Embedded AI development workflow using MATLAB tools across four phases (data collection and NN training, optimization and quantization, code generation, and ECU performance validation) contrasted with a conventional MBD workflow.

Mercedes-Benz embedded AI workflow showing the progression from trained neural network through neural network projection (compression), 8-bit quantization (Fixed-Point Designer), C/C++ code generation (Embedded Coder), and deployment to ECU. (Image credit: Mercedes-Benz Research & Development India)

The results: the virtual sensor reduced mean absolute error by 50% compared with the previous physics-based model, while increasing RAM usage by only 1% on the target ECU. The model runs entirely onboard with no cloud connectivity required.

Mercedes-Benz: Automated Fixed-Point Conversion for Powertrain Virtual Sensors

Mercedes-Benz deployed a deep neural network to estimate in-cylinder pressure directly on a production powertrain ECU, a microcontroller that does not support floating-point operations or standard deep learning frameworks. The team trained a quantized LSTM using the QKeras library in Python, then imported the network into MATLAB using Deep Learning Toolbox. Fixed-Point Designer converted the model from floating-point to fixed-point representation, and the team verified accuracy in Simulink before handing off for ECU integration.

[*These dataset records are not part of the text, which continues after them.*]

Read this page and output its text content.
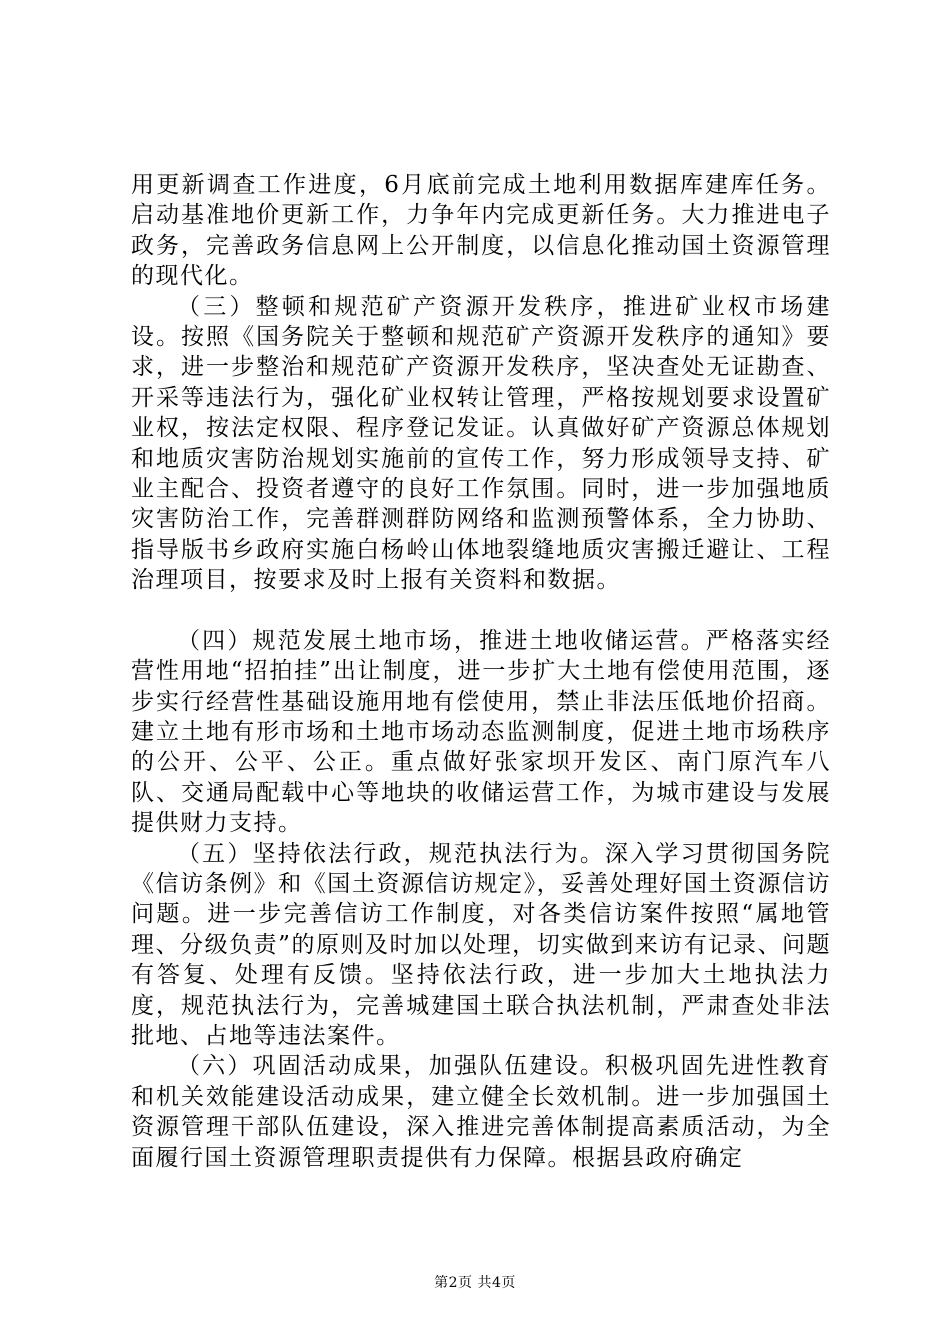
用更新调查工作进度，6月底前完成土地利用数据库建库任务。启动基准地价更新工作，力争年内完成更新任务。大力推进电子政务，完善政务信息网上公开制度，以信息化推动国土资源管理的现代化。

（三）整顿和规范矿产资源开发秩序，推进矿业权市场建设。按照《国务院关于整顿和规范矿产资源开发秩序的通知》要求，进一步整治和规范矿产资源开发秩序，坚决查处无证勘查、开采等违法行为，强化矿业权转让管理，严格按规划要求设置矿业权，按法定权限、程序登记发证。认真做好矿产资源总体规划和地质灾害防治规划实施前的宣传工作，努力形成领导支持、矿业主配合、投资者遵守的良好工作氛围。同时，进一步加强地质灾害防治工作，完善群测群防网络和监测预警体系，全力协助、指导版书乡政府实施白杨岭山体地裂缝地质灾害搬迁避让、工程治理项目，按要求及时上报有关资料和数据。

（四）规范发展土地市场，推进土地收储运营。严格落实经营性用地“招拍挂”出让制度，进一步扩大土地有偿使用范围，逐步实行经营性基础设施用地有偿使用，禁止非法压低地价招商。建立土地有形市场和土地市场动态监测制度，促进土地市场秩序的公开、公平、公正。重点做好张家坝开发区、南门原汽车八队、交通局配载中心等地块的收储运营工作，为城市建设与发展提供财力支持。

（五）坚持依法行政，规范执法行为。深入学习贯彻国务院《信访条例》和《国土资源信访规定》，妥善处理好国土资源信访问题。进一步完善信访工作制度，对各类信访案件按照“属地管理、分级负责”的原则及时加以处理，切实做到来访有记录、问题有答复、处理有反馈。坚持依法行政，进一步加大土地执法力度，规范执法行为，完善城建国土联合执法机制，严肃查处非法批地、占地等违法案件。

（六）巩固活动成果，加强队伍建设。积极巩固先进性教育和机关效能建设活动成果，建立健全长效机制。进一步加强国土资源管理干部队伍建设，深入推进完善体制提高素质活动，为全面履行国土资源管理职责提供有力保障。根据县政府确定

第2页 共4页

The automated workflow improved development speed by 600% compared with the previous manual fixed-point conversion process, which required weeks of effort and was prone to transcription errors. The pipeline has been adapted to two different powertrain controllers and extended to additional neural network architectures including GRUs and fully connected networks.

Key Takeaways

  • Prepare trained AI models for embedded deployment by importing networks from MATLAB or external frameworks (Python, QKeras, TensorFlow™), compressing them with projection or pruning, and quantizing them to 8-bit or fixed-point representations to reduce memory use and execution time.
  • Validate models by comparing compressed and quantized models against the original in Simulink, assessing behavior under adversarial and out-of-distribution conditions, and applying run-time monitoring, before generating production C/C++ code using Embedded Coder.

Conclusion

The techniques described in this paper—reduced-order models, system identification, virtual sensors, reinforcement learning, and anomaly detection—integrate into Model-Based Design from plant modeling through control design and deployment. Engineers can train AI models directly in MATLAB and Simulink or import networks trained in TensorFlow, PyTorch, and other open-source frameworks. Regardless of where a model originates, MATLAB and Simulink provide a unified workflow for model compression, verification, and code generation to production ECUs.

The case studies in this paper demonstrate that AI for electrified vehicle development is shipping in production programs today. Teams have achieved 800x simulation speedups, 600% faster deployment workflows, and control strategies that outperform manual calibration. These results are accessible within existing workflows for engineers using Model-Based Design, with a clear path from trained model to verified, deployed code.